小泉今日子さんのこと
小泉今日子がデビュー40年でいろいろ記事になっている。
小泉今日子という人は、日本の文化史のうえで、たぶんすごく重要な人なのだが、全貌がとらえがたい。
そもそも、15歳でデビューして以来、ずっと話題になりつづけること自体がすごいし、「ママタレ」などにならず、所帯じみたところがない、「アイドル」の光彩を放ち続けているのがすごい。
しかし、小泉が「偉大」なのは、その部分ではない。
私は、世代的には「松田聖子世代」だ。小泉今日子より少し(4歳)上なのだが、この「少し」がかなりの差を生んでいる。
松田聖子は、歌手であり、アイドルだ。
だが、小泉今日子がそれ以上の存在であるのは、誰もが認めるのではないか。
彼女の本質は、アイドルでも歌手でもなく、プロデューサー的な部分なのだろうと私は思う。その部分が、まだかなり隠れている。
小泉今日子自身がこう言っている。
「もともと歌も上手じゃないし、容姿も平凡、この中途半端さだからこそ面白いことができたと思っていて。もっと私に歌唱力があったなら、私の世界はこんなに広がらなかった。」
「『こっち面白いよ!』って。そうやって教えてあげることで誰かの心の世界が広くなるのを見たい、というのがあるんです。私のことを好きになってくれるより、『キョンキョン、教えてくれてありがとう!』って言われるほうがずっとうれしい。」
小泉今日子は、事務所の独立で、そのプロデューサー的な部分をさらに伸ばしたいと思っているのだろう。

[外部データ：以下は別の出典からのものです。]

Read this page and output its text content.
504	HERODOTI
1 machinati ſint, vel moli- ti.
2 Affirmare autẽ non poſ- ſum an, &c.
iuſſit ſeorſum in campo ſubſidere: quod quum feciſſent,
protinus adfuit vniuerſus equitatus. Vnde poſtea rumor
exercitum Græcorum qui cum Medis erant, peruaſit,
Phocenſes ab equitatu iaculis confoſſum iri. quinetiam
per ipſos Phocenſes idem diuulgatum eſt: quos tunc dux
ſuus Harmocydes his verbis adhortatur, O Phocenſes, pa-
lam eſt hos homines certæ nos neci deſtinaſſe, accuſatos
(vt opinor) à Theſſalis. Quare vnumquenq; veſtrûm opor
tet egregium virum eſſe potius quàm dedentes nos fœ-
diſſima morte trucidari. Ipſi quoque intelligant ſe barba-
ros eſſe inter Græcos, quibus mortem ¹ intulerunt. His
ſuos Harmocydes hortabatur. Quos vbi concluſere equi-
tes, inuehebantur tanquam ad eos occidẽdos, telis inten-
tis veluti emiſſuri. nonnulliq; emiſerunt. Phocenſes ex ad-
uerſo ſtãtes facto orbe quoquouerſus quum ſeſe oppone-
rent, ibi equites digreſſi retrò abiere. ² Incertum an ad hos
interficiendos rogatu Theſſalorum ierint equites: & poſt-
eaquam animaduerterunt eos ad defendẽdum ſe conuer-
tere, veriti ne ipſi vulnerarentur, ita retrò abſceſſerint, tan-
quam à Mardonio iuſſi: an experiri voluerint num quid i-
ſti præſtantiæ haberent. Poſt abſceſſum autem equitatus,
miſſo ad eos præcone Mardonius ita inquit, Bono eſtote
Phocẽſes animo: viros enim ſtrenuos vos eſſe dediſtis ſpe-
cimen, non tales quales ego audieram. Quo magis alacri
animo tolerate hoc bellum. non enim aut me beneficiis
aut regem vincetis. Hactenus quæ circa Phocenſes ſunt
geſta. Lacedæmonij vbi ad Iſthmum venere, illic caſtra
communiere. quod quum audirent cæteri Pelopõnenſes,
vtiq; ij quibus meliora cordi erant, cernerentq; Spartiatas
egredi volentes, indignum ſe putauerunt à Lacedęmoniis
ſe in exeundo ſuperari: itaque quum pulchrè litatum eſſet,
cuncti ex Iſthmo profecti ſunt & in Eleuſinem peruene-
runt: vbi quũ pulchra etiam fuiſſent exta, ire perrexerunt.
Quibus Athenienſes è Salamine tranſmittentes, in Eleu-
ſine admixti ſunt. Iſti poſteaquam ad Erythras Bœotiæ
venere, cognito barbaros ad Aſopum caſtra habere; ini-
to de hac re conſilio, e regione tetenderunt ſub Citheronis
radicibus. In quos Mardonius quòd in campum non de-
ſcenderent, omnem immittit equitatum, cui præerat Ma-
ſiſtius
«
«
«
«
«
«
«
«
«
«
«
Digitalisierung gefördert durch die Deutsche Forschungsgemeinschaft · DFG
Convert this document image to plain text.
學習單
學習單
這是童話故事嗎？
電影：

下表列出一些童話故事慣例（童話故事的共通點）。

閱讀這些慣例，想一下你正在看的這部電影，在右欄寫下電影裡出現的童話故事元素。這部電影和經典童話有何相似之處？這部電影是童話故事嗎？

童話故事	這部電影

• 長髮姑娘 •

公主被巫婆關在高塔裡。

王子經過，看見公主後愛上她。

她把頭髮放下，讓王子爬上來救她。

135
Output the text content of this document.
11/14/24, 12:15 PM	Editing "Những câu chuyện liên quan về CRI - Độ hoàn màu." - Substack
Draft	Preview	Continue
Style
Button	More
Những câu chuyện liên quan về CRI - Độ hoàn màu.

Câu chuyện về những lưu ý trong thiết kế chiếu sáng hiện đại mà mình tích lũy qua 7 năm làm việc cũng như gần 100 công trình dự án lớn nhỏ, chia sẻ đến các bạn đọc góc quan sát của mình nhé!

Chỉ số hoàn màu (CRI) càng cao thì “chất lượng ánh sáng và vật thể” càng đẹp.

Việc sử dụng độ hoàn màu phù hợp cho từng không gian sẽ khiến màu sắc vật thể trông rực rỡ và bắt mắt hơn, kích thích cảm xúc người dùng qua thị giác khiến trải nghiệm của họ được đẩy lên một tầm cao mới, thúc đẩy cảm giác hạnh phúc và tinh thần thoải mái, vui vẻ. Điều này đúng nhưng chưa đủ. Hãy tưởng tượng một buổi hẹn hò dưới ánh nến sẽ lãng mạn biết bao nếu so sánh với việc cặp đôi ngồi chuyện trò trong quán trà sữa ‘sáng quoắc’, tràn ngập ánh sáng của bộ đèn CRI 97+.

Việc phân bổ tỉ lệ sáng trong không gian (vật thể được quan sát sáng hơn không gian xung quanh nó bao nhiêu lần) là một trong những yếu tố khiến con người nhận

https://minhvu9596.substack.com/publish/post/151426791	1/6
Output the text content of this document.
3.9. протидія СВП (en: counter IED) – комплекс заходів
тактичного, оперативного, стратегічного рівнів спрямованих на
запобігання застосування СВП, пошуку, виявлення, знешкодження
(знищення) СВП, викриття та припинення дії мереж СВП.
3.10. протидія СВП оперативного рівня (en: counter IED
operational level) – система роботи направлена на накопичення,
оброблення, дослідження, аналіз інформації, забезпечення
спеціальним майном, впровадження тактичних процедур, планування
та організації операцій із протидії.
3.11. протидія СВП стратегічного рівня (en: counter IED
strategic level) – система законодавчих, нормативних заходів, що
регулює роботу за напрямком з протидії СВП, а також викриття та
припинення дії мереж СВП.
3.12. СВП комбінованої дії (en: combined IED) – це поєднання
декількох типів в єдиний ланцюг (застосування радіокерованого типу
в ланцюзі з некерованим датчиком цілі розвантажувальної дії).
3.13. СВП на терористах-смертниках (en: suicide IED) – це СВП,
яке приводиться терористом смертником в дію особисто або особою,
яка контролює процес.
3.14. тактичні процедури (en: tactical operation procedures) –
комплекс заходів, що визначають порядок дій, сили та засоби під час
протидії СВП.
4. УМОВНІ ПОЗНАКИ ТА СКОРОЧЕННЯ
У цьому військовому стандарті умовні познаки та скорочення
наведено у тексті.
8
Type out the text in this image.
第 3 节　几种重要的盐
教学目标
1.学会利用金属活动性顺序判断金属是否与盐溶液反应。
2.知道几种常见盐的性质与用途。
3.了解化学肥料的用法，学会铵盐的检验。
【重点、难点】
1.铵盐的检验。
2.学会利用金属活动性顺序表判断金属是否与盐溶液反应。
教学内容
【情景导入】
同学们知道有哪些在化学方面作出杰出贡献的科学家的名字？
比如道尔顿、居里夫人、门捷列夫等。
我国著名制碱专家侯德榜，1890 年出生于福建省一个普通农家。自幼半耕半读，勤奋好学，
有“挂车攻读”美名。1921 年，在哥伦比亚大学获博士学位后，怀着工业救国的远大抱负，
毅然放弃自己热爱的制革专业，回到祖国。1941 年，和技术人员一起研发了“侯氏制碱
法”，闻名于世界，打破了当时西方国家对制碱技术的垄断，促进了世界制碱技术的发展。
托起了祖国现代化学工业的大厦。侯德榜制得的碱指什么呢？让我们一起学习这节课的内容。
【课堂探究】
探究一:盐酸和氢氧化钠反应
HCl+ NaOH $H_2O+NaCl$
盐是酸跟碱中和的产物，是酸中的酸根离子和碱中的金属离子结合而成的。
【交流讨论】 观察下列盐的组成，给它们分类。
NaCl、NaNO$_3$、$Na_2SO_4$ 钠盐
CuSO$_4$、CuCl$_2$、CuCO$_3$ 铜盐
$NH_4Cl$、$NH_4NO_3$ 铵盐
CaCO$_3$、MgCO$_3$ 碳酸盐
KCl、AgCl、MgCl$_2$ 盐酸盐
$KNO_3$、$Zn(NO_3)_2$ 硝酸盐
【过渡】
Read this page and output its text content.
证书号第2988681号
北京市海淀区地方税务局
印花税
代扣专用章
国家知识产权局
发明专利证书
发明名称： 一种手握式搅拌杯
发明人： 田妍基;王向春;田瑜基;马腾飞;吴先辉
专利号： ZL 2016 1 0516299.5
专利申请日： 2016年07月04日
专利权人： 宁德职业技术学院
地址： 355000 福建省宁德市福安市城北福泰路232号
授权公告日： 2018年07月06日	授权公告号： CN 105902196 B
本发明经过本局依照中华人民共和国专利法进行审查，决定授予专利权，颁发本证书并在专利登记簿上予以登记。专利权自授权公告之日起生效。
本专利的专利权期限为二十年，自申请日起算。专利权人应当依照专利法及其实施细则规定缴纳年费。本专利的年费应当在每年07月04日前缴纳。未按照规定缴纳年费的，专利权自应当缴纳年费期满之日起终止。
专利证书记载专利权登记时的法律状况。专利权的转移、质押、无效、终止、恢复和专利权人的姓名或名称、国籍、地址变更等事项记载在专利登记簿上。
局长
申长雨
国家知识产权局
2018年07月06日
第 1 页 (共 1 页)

小泉今日子と「芸能界のドン」バーニング周防会長との関係。
小泉今日子と久世光彦との関係。
小泉今日子と、いとうせいこうや川勝正幸との関係。
そうした部分を含めて、小泉今日子は評されなければならないだろうが、一つ一つが大きなテーマになりそうだ。
いずれにせよ、彼女は現役タレントで、この40年の日本のエンターテイメントを、「闇」を含めて、深く体験してきた随一の人なのである。
そして、たぶん、今に続く日本のサブカルチャーの「発端」に位置し、それを牽引してきた功労者である。
たまたま仕事で彼女と一緒になったことがあったが、すごい大人物だと思った。(大物ぶっているという意味ではない。むしろ逆)
「男前」という定評だが、まさにその通りで、包容力があり、私より年下だけれど、私は圧倒される思いだった。
あとで考えれば、それは当然で、普通の人間とは、人生経験の量と質が違う。経験だけでなく、生来の「男らしさ」があり、長いものに巻かれないタイプだ。
私が目撃した、彼女の唯一の欠点は、喫煙者であることだ。
いまは知らないが、願わくば本数を減らして、長生きしてもらい、80歳になる前に、ポール・マッカートニーのように「自伝」を書いてほしいと思う。